8. En statuant ainsi, le premier président a violé les textes susvisés.
Portée et conséquences de la cassation
9. Après avis donné aux parties, conformément à l'article 1015 du code de procédure civile, il est fait application des articles L. 411-3, alinéa 1er, du code de l'organisation judiciaire et 627 du code de procédure civile.
10. Les délais légaux pour statuer étant expirés, il ne reste plus rien à juger.
PAR CES MOTIFS, et sans qu'il y ait lieu de statuer sur l'autre grief, la Cour :
CASSE ET ANNULE, sauf en ce qu'elle déclare l'appel de Mme [Y] irrecevable, l'ordonnance rendue le 9 septembre 2022, entre les parties, par le premier président de la cour d'appel de Paris ;
DIT n'y avoir lieu à renvoi ;
Laisse à chaque partie la charge de ses propres dépens ;
En application de l'article 700 du code de procédure civile, rejette la demande.

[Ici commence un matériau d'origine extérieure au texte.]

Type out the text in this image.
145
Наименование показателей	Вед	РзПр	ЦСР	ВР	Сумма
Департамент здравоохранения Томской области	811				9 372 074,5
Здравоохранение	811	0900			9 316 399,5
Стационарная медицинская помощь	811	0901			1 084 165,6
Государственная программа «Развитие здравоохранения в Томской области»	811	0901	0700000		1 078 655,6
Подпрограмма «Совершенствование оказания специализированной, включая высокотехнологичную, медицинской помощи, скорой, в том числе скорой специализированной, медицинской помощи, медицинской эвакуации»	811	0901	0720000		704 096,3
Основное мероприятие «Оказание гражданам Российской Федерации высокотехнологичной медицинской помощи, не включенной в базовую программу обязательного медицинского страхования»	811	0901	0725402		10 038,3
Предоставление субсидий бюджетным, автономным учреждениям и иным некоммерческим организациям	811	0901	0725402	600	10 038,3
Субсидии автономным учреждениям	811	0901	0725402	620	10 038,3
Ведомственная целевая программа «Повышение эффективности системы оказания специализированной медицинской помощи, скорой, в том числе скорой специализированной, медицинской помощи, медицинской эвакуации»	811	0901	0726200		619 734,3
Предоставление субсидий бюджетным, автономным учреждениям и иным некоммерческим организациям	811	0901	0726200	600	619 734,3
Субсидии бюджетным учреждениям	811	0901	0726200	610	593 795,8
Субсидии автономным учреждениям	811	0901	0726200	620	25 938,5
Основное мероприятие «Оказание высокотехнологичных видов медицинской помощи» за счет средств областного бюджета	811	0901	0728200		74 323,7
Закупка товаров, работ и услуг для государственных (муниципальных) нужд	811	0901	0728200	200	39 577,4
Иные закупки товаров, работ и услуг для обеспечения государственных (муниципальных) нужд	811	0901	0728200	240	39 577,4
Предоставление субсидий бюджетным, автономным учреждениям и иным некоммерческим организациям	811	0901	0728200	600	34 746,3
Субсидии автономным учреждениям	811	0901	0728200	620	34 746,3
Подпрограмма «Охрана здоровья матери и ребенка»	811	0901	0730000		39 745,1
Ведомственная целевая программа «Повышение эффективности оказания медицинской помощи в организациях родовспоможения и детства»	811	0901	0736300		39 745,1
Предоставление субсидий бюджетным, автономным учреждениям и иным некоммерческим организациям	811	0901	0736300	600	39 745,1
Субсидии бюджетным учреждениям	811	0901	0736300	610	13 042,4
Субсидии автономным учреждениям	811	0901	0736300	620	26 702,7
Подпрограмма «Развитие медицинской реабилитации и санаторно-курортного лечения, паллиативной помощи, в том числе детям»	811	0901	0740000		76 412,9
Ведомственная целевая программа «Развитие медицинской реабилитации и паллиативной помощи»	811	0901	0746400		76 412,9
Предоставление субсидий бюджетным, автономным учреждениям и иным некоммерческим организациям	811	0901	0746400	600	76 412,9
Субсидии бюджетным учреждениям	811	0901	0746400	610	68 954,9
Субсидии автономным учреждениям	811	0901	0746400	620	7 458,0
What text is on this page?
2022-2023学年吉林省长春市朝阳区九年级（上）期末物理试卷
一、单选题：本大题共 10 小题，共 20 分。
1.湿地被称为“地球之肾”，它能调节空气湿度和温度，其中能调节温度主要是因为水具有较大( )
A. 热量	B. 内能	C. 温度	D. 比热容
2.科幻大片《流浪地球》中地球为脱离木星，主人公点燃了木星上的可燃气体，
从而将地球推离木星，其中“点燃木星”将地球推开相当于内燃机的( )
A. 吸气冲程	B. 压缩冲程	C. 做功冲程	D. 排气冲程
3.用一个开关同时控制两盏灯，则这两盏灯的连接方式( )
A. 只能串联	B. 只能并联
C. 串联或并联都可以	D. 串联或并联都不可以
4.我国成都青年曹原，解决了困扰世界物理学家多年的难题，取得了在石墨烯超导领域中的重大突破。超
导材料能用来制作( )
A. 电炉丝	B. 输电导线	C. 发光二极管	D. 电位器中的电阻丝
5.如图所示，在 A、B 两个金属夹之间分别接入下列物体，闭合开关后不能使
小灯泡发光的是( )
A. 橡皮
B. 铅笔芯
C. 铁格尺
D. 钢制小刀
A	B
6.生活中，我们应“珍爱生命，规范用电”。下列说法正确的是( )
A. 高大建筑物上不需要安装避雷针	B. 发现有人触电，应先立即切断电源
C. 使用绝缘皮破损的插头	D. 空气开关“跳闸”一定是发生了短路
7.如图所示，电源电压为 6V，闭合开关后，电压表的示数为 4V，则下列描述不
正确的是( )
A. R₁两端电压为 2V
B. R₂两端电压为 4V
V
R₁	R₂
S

Dit que sur les diligences du procureur général près la Cour de cassation, le présent arrêt sera transmis pour être transcrit en marge ou à la suite de la ordonnance partiellement cassée ;
Ainsi fait et jugé par la Cour de cassation, première chambre civile, et prononcé par le président en son audience publique du quinze mai deux mille vingt-quatre.